A matéria objeto da proposição - operações de crédito de interesse dos Estados, do Distrito Federal e dos Municípios e concessão de garantia pela União - insere-se no âmbito de competência desta Comissão, conforme previsão contida nos arts. 99, inciso VI, e 393, incisos II e III, do Regimento Interno do Senado Federal.

A propósito, é competência privativa desta Casa dispor sobre os limites e condições das operações de crédito externo e interno e da concessão de garantia pela União, conforme definida no art. 52, incisos V a IX, da Constituição Federal. Não há, portanto, obstáculos de ordem constitucional para que o PRS nº 45, de 2015, seja de iniciativa de membro do Senado Federal. Nesse contexto, o projeto em exame incorpora matéria objeto de resolução.

Em termos de técnica legislativa, convém frisar que a Resolução nº 43, de 2001, e a Resolução nº 48, de 2007, são as normas do Senado Federal que regulamentam o exercício da competência privativa a que acabamos de nos referir, procedendo de forma acertada o projeto ao pretender alterar normas próprias preexistentes. De resto, não há reparos a fazer ao texto, salientando, ainda, que o projeto está de acordo com a Lei Complementar nº 95, de 26 de fevereiro de 1998, que dispõe sobre a elaboração, a redação, a alteração e a consolidação das leis, conforme determina o parágrafo único do art. 59 da Constituição Federal.

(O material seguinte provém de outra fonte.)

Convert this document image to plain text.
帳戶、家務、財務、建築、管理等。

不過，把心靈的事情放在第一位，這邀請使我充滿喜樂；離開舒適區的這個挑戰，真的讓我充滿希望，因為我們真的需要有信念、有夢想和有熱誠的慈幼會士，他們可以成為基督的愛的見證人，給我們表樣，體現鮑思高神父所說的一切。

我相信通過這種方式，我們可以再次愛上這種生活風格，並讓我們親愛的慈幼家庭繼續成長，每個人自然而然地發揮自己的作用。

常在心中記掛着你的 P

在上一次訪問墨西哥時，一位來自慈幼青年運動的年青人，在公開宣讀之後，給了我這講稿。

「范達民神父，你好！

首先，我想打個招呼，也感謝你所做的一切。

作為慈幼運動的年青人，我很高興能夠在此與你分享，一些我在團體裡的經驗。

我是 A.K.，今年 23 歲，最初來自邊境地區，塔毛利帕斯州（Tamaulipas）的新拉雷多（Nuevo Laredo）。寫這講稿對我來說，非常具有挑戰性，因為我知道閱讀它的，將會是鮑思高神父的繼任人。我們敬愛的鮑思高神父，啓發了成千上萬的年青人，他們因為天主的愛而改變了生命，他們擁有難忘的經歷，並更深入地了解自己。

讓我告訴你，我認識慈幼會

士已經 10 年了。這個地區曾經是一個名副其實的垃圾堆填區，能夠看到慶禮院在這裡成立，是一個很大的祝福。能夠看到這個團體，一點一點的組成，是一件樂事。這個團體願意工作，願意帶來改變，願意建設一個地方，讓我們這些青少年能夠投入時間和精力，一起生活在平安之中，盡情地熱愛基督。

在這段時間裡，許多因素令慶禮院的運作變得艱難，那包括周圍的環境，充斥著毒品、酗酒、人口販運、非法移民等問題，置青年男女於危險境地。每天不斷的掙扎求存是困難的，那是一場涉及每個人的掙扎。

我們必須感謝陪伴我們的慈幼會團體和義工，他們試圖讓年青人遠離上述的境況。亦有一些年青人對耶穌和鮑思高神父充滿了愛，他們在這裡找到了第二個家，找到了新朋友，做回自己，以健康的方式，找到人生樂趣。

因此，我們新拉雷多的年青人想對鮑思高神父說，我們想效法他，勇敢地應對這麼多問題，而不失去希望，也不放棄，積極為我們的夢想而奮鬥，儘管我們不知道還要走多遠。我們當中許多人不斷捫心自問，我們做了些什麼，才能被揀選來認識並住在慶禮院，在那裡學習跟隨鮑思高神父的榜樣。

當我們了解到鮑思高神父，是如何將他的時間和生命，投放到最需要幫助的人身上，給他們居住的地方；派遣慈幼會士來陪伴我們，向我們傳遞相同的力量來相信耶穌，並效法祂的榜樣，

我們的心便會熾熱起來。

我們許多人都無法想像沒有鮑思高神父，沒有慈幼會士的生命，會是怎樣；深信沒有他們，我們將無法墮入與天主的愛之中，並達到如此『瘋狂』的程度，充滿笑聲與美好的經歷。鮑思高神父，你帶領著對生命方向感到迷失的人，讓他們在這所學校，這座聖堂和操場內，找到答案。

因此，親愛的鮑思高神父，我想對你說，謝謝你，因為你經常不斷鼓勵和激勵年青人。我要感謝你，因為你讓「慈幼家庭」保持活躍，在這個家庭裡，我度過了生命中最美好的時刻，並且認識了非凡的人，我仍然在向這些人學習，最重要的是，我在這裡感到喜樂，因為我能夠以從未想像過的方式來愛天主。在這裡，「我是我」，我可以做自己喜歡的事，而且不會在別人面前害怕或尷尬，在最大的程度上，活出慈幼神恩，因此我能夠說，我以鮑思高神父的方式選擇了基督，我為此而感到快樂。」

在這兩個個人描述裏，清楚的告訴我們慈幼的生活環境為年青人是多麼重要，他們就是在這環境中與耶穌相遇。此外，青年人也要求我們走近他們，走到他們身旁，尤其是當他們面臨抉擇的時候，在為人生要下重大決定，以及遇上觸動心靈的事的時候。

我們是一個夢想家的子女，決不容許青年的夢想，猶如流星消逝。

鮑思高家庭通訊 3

Assim, o projeto de resolução em exame não apresenta vício de constitucionalidade, nem quanto à iniciativa parlamentar para a instauração do processo legislativo, nem relativamente à matéria nele tratada. Adicionalmente, todos os requisitos regimentais pertinentes à matéria foram cumpridos.

No mérito, entendemos que a divulgação mais detalhada das informações acerca das operações de crédito de interesse dos entes subnacionais submetidas ao Ministério da Fazenda, bem como a ampliação de suas modalidades sujeitas à prévia autorização do Senado Federal, pretendidas pela proposição, contribuem para o controle mais eficaz do processo de endividamento dos Estados e Municípios.

A despeito da pertinência e da forma apropriada do controle que o Senado Federal exerce sobre a dívida e o processo de endividamento do setor público, são cabíveis e pertinentes aperfeiçoamentos como os propostos pelo PRS nº 45, de 2015.

De fato, parcela significativa do endividamento recente dos entes subnacionais foi contratada no mercado interno, junto a instituições oficiais de crédito, sem o envolvimento direto do Senado Federal na autorização desse processo, vez que, nos termos dos regulamentos vigentes, dependem exclusivamente de autorização do Ministério da Fazenda. E, indubitavelmente, nesses casos, tem se verificado que contratações têm sido autorizadas, apesar de o ente pleiteante apresentar situação fiscal deteriorada e risco de crédito alto, com implicações desfavoráveis ao controle do endividamento de Estados e Municípios. São essas as operações autorizadas pelo Ministério da Fazenda de forma excepcional que pretende o projeto submeter ao controle direto do Senado Federal, reduzindo, de forma acertada e oportuna, o poder discricionário do Ministro de Estado da Fazenda, formatado e delimitado nos termos de norma por ele próprio emitida.

A propósito, é de se notar que, em manifestações sobre essas situações, a Procuradoria-Geral da Fazenda Nacional tem enfatizado que a decisão quanto à concessão dessa excepcionalidade, nos termos de seu disciplinamento normativo, ou seja, a Portaria nº 306, de 10 de setembro de 2012, que trata da análise da capacidade de pagamento e de contrapartida para a concessão de aval e garantia a Estado, ao Distrito Federal e a Município, no âmbito do Ministério da Fazenda, enquadra-se inteiramente no âmbito estrito de análise de conveniência, não cabendo pronunciamento quanto ao seu mérito. Ou seja, observadas as condições ali estabelecidas, a concessão de garantia em caráter excepcional sujeita-se unicamente ao poder discricionário do Ministro de Estado da Fazenda, mediante juízo de conveniência e oportunidade.

Esses elementos, por si só, conformam a oportunidade e a relevância da matéria contida no PRS nº 45, de 2015, e sua importância para o aperfeiçoamento do controle do Senado Federal sobre a dívida e o processo de endividamento público.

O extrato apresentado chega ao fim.